Angela was transferred to Holtz Children’s Hospital at the Jackson Memorial Hospital complex, where doctors said she was too sick for a transplant. With a failing liver and no diagnosis, she was doomed to die.

Dr. Olaf Bodamer, UM’s director of clinical genetics, did the genetic detective work and figured out the culprit: a disease that causes proteins to malfunction and keeps the body from fighting viruses.

“Sometimes we feel like Sherlock Holmes,” Bodamer said. “I’m optimistic that she’ll have a good future, because she’s a bright young girl.”

After two stints in the hospital and more than a month on a ventilator, in December doctors gave her a new liver, pancreas and two kidneys donated from a 5-month old in Georgia. Only Angela’s diseased liver was removed. Her own two kidneys and pancreas were left in place. Removing them “was another surgery she didn’t need,” Tzakis said.

“In reality what we do reminds me of the gymnastics you see on the Olympics,” he added. “Are they nervous up there? I don’t think so. They’ve done this so many times, but they have to concentrate. They need to perform perfectly and land perfectly.”

University of Utah doctor Marvin Rallison first discovered the disease in a family he treated in the 1960s.
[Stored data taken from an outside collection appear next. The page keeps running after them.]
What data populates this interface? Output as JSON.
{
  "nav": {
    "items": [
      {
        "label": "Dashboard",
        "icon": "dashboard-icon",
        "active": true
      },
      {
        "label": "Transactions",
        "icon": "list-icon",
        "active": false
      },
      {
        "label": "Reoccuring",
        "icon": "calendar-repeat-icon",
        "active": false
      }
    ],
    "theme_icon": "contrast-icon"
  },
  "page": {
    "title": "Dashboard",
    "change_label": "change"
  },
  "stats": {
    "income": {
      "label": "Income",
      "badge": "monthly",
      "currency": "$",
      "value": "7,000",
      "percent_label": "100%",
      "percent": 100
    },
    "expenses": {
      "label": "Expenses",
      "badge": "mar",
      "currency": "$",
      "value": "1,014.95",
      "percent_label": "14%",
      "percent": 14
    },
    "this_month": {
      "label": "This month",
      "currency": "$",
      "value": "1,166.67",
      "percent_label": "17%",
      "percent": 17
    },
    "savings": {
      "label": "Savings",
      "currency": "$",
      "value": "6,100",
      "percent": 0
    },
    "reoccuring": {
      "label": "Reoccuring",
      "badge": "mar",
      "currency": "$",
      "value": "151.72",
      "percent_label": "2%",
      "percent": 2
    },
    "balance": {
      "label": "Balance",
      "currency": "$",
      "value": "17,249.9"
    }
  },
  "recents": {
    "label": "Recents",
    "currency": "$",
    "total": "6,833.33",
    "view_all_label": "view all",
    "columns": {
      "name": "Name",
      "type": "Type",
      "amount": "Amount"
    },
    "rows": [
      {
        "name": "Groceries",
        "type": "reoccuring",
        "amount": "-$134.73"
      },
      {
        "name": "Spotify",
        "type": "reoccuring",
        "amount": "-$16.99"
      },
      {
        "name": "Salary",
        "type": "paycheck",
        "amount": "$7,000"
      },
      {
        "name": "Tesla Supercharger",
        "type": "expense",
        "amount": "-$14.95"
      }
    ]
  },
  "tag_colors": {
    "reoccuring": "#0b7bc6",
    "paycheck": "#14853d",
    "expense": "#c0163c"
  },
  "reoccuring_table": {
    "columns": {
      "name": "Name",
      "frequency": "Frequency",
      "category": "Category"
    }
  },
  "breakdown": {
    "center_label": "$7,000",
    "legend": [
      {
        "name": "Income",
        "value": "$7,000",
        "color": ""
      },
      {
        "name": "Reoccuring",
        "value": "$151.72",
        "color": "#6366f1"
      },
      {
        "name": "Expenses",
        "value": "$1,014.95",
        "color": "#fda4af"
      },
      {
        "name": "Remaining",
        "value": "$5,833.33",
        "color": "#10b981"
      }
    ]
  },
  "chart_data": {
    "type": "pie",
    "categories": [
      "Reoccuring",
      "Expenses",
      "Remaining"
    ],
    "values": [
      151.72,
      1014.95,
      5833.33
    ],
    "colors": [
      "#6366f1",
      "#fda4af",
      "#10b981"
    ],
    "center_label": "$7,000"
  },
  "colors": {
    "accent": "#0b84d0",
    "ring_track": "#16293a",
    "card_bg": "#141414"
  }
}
Now in his 80s and wintering in Arizona, Rallison said he had only heard of one case in the United States and just 17 families affected around the world, including a few in the Middle East. He suspects Angela will some day be afflicted by growth and intellectual deficiencies most of the Wolcott-Rallison Syndrome patients suffer from, but in her case the disease won’t be fatal.

Nobody has ever attempted a multiple transplant to treat the disease before, he said.

“Amazing,” Rallison said. “There’s good reason for hope. If they removed and replaced the affected organs, it would give the child the opportunity for a good life.”

Discharged from the hospital and recuperating at the Ronald McDonald House, Angela is responding well to her new organs and no longer has diabetes. Her father is hoping to find a job in South Florida as a plumber, so the family can relocate closer to the doctors who saved her and will need to monitor her.

“What they did here was a miracle,” Bushi said. “Thanks, God. I say it a hundred times: thanks, God.”